Mais en ce début d'après-midi ensoleillé, les sympathisants socialistes n'ont que faire du parcours du mari de Najat Vallaud-Belkacem. L'assemblée ne demande rien d'autre qu'un successeur à Arnaud Montebourg. Les attentes sont grandes : à Frangy-en-Bresse, Montebourg bénéficie d'une cote de popularité à faire pâlir Emmanuel Macron. Ici, personne n'a oublié sa sortie sur «la cuvée du redressement» en 2014 qui l'obligea finalement à démissionner du gouvernement après la colère de François Hollande. Tout le monde sait également que c'est le frondeur qui a relancé la fête de la Rose alors en perdition au début des années 2000.
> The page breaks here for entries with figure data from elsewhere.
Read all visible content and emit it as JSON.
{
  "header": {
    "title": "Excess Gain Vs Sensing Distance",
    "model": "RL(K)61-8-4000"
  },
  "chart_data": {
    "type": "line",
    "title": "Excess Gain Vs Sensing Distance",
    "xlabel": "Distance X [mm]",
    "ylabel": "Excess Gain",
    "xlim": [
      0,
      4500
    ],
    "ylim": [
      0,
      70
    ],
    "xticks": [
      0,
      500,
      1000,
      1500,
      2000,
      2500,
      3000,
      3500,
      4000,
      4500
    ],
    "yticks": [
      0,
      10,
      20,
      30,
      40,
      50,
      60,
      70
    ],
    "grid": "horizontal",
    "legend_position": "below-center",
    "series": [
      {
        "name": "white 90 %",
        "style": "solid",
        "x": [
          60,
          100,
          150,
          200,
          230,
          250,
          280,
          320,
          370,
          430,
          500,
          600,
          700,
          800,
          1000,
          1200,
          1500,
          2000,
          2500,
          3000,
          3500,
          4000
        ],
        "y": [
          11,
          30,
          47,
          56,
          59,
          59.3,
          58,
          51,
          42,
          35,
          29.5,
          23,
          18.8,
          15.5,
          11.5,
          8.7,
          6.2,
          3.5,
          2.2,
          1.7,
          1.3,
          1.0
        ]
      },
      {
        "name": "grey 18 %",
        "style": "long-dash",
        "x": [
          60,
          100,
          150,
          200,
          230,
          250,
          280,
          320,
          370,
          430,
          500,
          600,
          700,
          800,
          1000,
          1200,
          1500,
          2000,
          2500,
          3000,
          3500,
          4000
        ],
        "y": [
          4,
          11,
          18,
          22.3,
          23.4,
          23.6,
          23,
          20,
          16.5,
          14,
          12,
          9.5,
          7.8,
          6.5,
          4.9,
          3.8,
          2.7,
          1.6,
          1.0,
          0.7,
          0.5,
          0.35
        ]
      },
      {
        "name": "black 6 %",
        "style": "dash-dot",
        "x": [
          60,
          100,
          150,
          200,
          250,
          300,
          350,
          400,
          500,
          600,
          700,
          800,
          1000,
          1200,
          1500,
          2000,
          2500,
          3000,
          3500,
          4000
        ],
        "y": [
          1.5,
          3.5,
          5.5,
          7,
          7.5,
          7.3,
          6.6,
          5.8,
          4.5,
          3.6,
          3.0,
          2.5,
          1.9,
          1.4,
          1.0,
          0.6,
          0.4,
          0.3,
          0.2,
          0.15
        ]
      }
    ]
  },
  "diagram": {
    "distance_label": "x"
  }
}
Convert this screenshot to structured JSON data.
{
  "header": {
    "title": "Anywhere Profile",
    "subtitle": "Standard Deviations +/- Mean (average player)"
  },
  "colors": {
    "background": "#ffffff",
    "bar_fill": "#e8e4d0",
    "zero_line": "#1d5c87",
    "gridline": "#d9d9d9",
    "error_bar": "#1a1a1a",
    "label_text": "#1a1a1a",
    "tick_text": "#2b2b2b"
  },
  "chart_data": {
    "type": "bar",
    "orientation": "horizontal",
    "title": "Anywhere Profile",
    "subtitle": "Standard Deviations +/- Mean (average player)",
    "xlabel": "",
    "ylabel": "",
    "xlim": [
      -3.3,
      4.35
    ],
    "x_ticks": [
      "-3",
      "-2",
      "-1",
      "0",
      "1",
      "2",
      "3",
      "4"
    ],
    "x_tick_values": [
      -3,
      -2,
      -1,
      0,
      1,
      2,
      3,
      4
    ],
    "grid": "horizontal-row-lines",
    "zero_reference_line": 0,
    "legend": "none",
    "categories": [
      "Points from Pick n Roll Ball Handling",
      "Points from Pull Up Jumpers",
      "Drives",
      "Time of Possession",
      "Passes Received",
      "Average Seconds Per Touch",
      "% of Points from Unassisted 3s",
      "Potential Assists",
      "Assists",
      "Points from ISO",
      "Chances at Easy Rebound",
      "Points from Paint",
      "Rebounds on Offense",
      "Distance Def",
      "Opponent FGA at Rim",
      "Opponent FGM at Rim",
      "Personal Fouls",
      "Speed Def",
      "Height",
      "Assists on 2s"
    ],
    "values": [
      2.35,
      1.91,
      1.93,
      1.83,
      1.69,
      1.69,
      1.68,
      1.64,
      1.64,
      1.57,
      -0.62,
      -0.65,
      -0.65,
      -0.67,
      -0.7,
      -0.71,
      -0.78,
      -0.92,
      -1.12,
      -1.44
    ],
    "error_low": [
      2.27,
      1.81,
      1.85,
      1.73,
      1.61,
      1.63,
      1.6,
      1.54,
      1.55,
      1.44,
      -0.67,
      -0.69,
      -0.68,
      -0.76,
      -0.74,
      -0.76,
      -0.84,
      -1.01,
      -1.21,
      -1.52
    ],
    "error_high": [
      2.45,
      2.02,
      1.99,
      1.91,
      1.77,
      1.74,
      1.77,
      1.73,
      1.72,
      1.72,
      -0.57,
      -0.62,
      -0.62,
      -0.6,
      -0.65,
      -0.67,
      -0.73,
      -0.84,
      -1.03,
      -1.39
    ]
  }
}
Deux paires de couverts en plastique plus loin, Paul attend donc impatiemment l'allocution de Boris Vallaud, prévue à 15 heures. La venue du député des Landes (et invité d'honneur de cette 45e édition) suscite quelques espoirs chez l'homme de 58 ans : «On en a déjà marre de se laisser marcher sur le bout des doigts de pieds par Macron. Aujourd'hui, c'est le top départ pour un nouveau PS. J'espère que c'est ce qu'on va nous dire tout à l'heure», explique-t-il, verre de rosé à la main. «Avec tout ce qui se passe au PS, on est un peu perdu. Je souhaite que ce moment nous serve à y voir un peu plus clair. C'est ce qu'on attend de cette journée», renchérit Maryse, lunettes violettes au bout du nez.
«Changer le monde»
L'heure des prises de parole arrive. Après un discours de Jean-Christophe Picard, président de l'association Anticor, puis de Cécile Untermaier, députée de Saône-et-Loire, vient le tour du porte-parole du groupe Nouvelle Gauche au Parlement. Forcément, le député des Landes commence par un hommage à Arnaud Montebourg. «Merci de m'avoir appris à penser librement», lâche-t-il sous le regard attendri de l'ancien ministre de l'Economie. Pour le reste, le parlementaire s'adresse directement à la grosse centaine de sympathisants face à lui. Et pour être sûr d'être à la hauteur des attentes, Boris Vallaud ne prend pas de risques. En citant Victor Hugo, en dénonçant la politique ultralibéraliste d'Emmanuel Macron et la rémunération de certains chefs d'entreprise, en rappelant l'importance de la gauche dans le paysage politique français, la nouvelle figure du PS n'est guère imprudente.
«Il n’y a pas d’un côté le peuple éclairé d’En marche et de l’autre la foule imbécile de l’opposition. De notre côté, nous savons regarder la réalité en face avec nos réussites et nos échecs. Nous ne cherchons pas à nous décrasser de ce que nous sommes fondamentalement, c’est-à-dire de gauche […]. Ce qui nous distingue, c’est que nous ne confondons pas la modernité avec la mode […]. Nous ne devons pas renoncer à changer le monde», déclare-t-il. Certains jubilent, beaucoup applaudissent, d’autres n’écoutent plus. Qu’importe, Boris Vallaud a convaincu. Arnaud Montebourg peut aller faire du miel apaisé.